Four years ago, I spent a Shabbat with the last Jews of Helena, Ark. — all six of them. They were a good-natured bunch, gathered in the living room of the community patriarch David Solomon, sipping on scotch and reminiscing.
The story I was writing was about the winding down of nearly two centuries of Southern Jewish life in a small Mississippi River town. But the folks in Solomon’s living room kept telling me I had to talk to the one person who challenged (if not wholly reversed) the narrative of decline: Doug Friedlander, a then-33-year-old New York transplant brought to the Delta for a two-year stint with Teach for America.
Turns out, Friedlander is still there, one among a number of big city transplants The New York Times credits with breathing new life into down-on-their-luck Southern towns:
Born in New York City and reared on Long Island, Mr. Friedlander is Jewish and vegetarian and has a physics degree from Duke.
But here he is, at 37, living in a roomy white house in this hard-luck Delta town of 12,000. Mr. Friedlander and his wife, Anna Skorupa, are part of a gradual flow of young, university-trained outsiders into the Delta’s shrinking communities, many of whom arrived through Teach for America and stayed beyond their two-year commitment.

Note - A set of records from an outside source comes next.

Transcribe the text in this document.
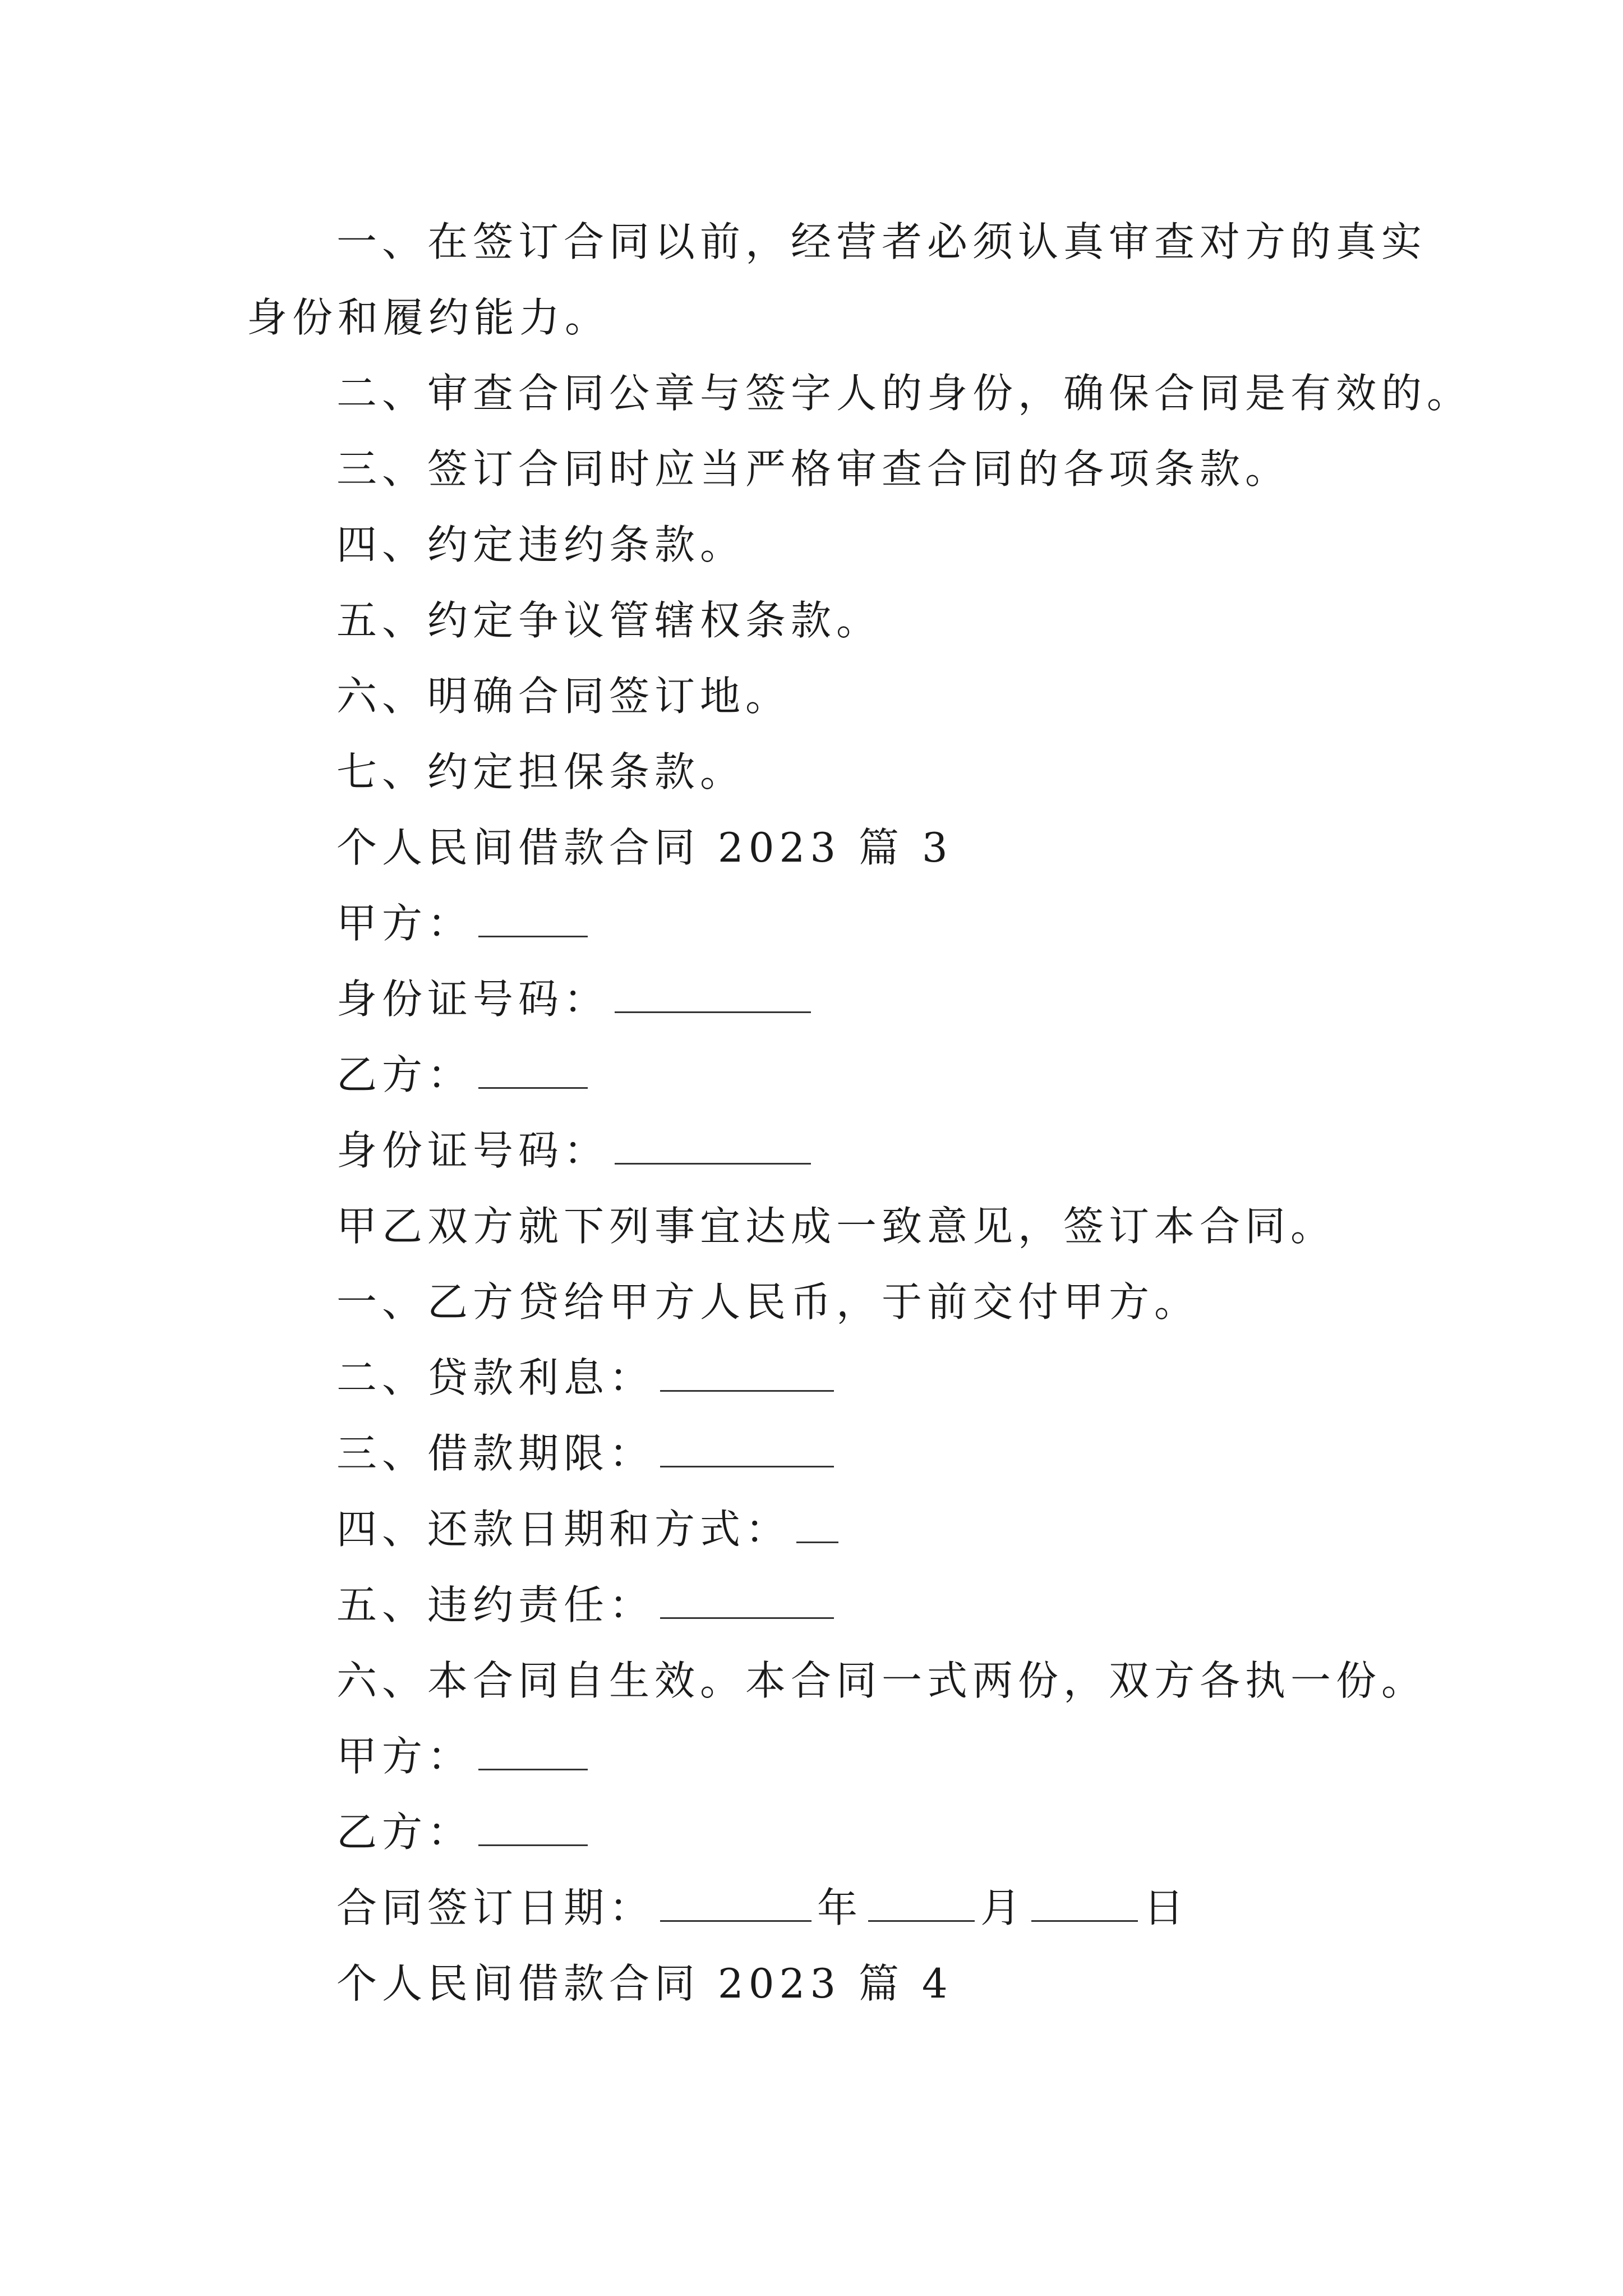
一、在签订合同以前，经营者必须认真审查对方的真实
身份和履约能力。
二、审查合同公章与签字人的身份，确保合同是有效的。
三、签订合同时应当严格审查合同的各项条款。
四、约定违约条款。
五、约定争议管辖权条款。
六、明确合同签订地。
七、约定担保条款。
个人民间借款合同 2023 篇 3
甲方：
身份证号码：
乙方：
身份证号码：
甲乙双方就下列事宜达成一致意见，签订本合同。
一、乙方贷给甲方人民币，于前交付甲方。
二、贷款利息：
三、借款期限：
四、还款日期和方式：
五、违约责任：
六、本合同自生效。本合同一式两份，双方各执一份。
甲方：
乙方：
合同签订日期：	年	月	日
个人民间借款合同 2023 篇 4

Mr. Friedlander is now the ambitious director of the county’s Chamber of Commerce. He frets over the kudzu that is devouring abandoned buildings. He attends Rotary Club meetings, where he sidesteps the lunch offerings for carnivores. He organizes workshops to modernize small businesses and pushes tourism and the development of a decimated downtown along the banks of the Mississippi.
And it’s not just Friedlander: Matty Bengloff runs a yogurt shop in Cleveland, Miss., and hires a rabbi to lead services for his “church family.”
Check out video of what the last Jews of Helena did to save their old synagogue building. Miriam Solomon, David’s wife, who you can glimpse in the video sitting on the stage, died in 2011. But David is still kicking, so far as I know.